Ma quello del fondamentalismo non è l’unico rischio che potrebbe scaturire dai disordini in Libia, secondo il governo. Il ministro degli Esteri Franco Frattini ha parlato del possibile arrivo di 200-300 mila persone in fuga dal Paese di Gheddafi. E sulla gestione del flusso migratorio, l’Italia attende dall’Unione europea risposte ufficiali sull’eventuale ripartizione degli immigrati in arrivo dalle coste nordafricane: “Non considero le fonti anonime, che sono un modo codardo di dire le cose senza metterci la firma sotto. E tutti quelli che hanno la responsabilità di dire no dovranno dircelo in faccia”, ha affermato il ministro degli Esteri, Franco Frattini, nel suo intervento in aula alla Camera, commentando le prese di posizione ufficiose filtrate nella serata di martedì.
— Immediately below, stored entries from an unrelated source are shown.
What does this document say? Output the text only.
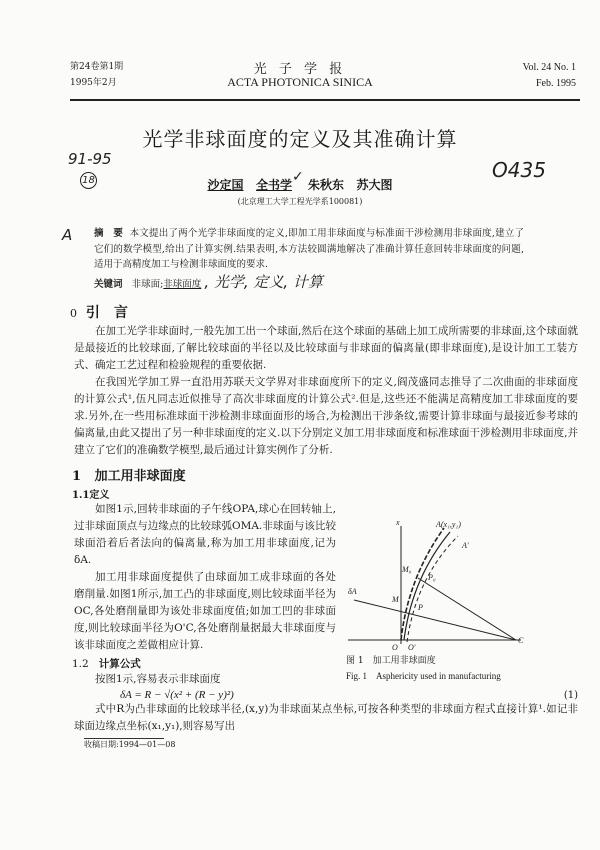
第24卷第1期
1995年2月
光 子 学 报
ACTA PHOTONICA SINICA
Vol. 24 No. 1
Feb. 1995
光学非球面度的定义及其准确计算
91-95
18	O435
沙定国 全书学✓ 朱秋东 苏大图
(北京理工大学工程光学系100081)
A 摘　要 本文提出了两个光学非球面度的定义,即加工用非球面度与标准面干涉检测用非球面度,建立了它们的数学模型,给出了计算实例.结果表明,本方法较圆满地解决了准确计算任意回转非球面度的问题,适用于高精度加工与检测非球面度的要求.
关键词 非球面;非球面度 , 光学, 定义, 计算
0 引　言

在加工光学非球面时,一般先加工出一个球面,然后在这个球面的基础上加工成所需要的非球面,这个球面就是最接近的比较球面,了解比较球面的半径以及比较球面与非球面的偏离量(即非球面度),是设计加工工装方式、确定工艺过程和检验规程的重要依据.

在我国光学加工界一直沿用苏联天文学界对非球面度所下的定义,阎茂盛同志推导了二次曲面的非球面度的计算公式¹,伍凡同志近似推导了高次非球面度的计算公式².但是,这些还不能满足高精度加工非球面度的要求.另外,在一些用标准球面干涉检测非球面面形的场合,为检测出干涉条纹,需要计算非球面与最接近参考球的偏离量,由此又提出了另一种非球面度的定义.以下分别定义加工用非球面度和标准球面干涉检测用非球面度,并建立了它们的准确数学模型,最后通过计算实例作了分析.

1 加工用非球面度
1.1定义

如图1示,回转非球面的子午线OPA,球心在回转轴上,过非球面顶点与边缘点的比较球弧OMA.非球面与该比较球面沿着后者法向的偏离量,称为加工用非球面度,记为δA.

加工用非球面度提供了由球面加工成非球面的各处磨削量.如图1所示,加工凸的非球面度,则比较球面半径为OC,各处磨削量即为该处非球面度值;如加工凹的非球面度,则比较球面半径为O'C,各处磨削量据最大非球面度与该非球面度之差做相应计算.

1.2 计算公式

按图1示,容易表示非球面度

x	A(x₁,y₁)
A'
M₀
P₀
M
P
δA
O O'
C
图 1　加工用非球面度
Fig. 1　Asphericity used in manufacturing
δA = R − √(x² + (R − y)²)	(1)

式中R为凸非球面的比较球半径,(x,y)为非球面某点坐标,可按各种类型的非球面方程式直接计算¹.如记非球面边缘点坐标(x₁,y₁),则容易写出

收稿日期:1994—01—08
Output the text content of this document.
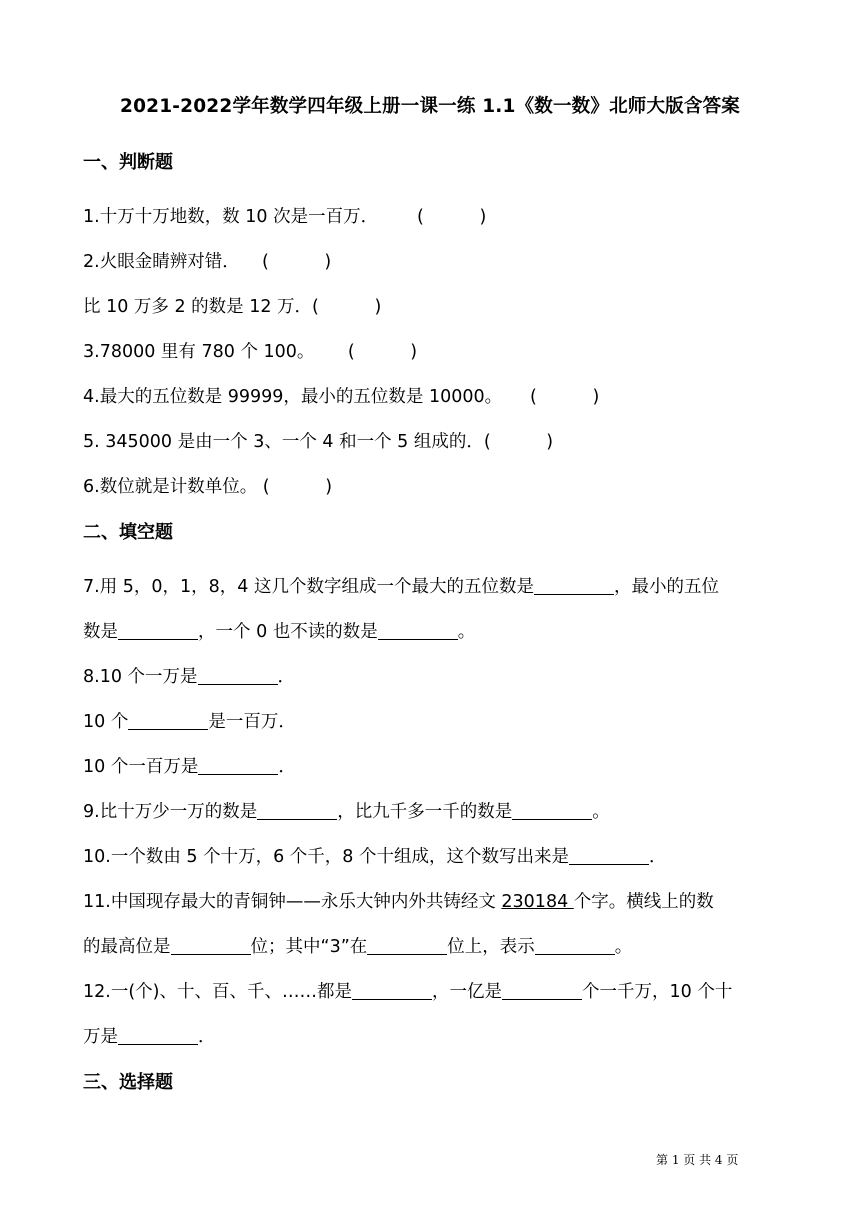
2021-2022学年数学四年级上册一课一练 1.1《数一数》北师大版含答案
一、判断题
1.十万十万地数，数 10 次是一百万． (          )
2.火眼金睛辨对错． (          )
比 10 万多 2 的数是 12 万．(          )
3.78000 里有 780 个 100。 (          )
4.最大的五位数是 99999，最小的五位数是 10000。 (          )
5. 345000 是由一个 3、一个 4 和一个 5 组成的．(          )
6.数位就是计数单位。 (          )
二、填空题
7.用 5，0，1，8，4 这几个数字组成一个最大的五位数是	，最小的五位
数是	，一个 0 也不读的数是	。
8.10 个一万是	．
10 个	是一百万．
10 个一百万是	．
9.比十万少一万的数是	，比九千多一千的数是	。
10.一个数由 5 个十万，6 个千，8 个十组成，这个数写出来是	．
11.中国现存最大的青铜钟——永乐大钟内外共铸经文 230184 个字。横线上的数
的最高位是	位；其中“3”在	位上，表示	。
12.一(个)、十、百、千、……都是	，一亿是	个一千万，10 个十
万是	．
三、选择题
第 1 页 共 4 页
”Abbiamo riflettuto sulla situazione migratoria, arrestata negli anni potrebbe riprendere se guerra civile dovesse portare a collasso del sistema” in Libia, perciò “non l’Italia da sola ma l’Europa tutta intera deve prepararsi per il prossimo futuro” all’arrivo di masse di immigrati dal Nord Africa. “L’Europa dovrebbe, dovrà prendere in seria considerazione – aggiunge il ministro – la proposta dei Paesi mediterranei dell’Ue di una solidarietà europea e della suddivisione degli oneri” dell’eventuale flusso migratorio.

“In Libia vivono oltre due milioni di non libici, il 30% popolazione residente: vengono da paesi dell’Africa sub-sahariana, del Magherb e del Mashreq – spiega Frattini – E’ evidente che la perdita di lavoro, la situazione di emergenza, il rischio della sicurezza personale, potrebbero indurre a cercare salvezza altrove”.

“Su oltre due milioni – conclude il responsabile della Farnesina – certamente una gran parte di loro non si imbarcherebbe verso l’Europa ma se anche solo il 10-15% si mettesse in marcia verso il Nord stiamo parlando di 200-300 mila persone la cui unica speranza sarebbe raggiungere i porti dell’Ue”.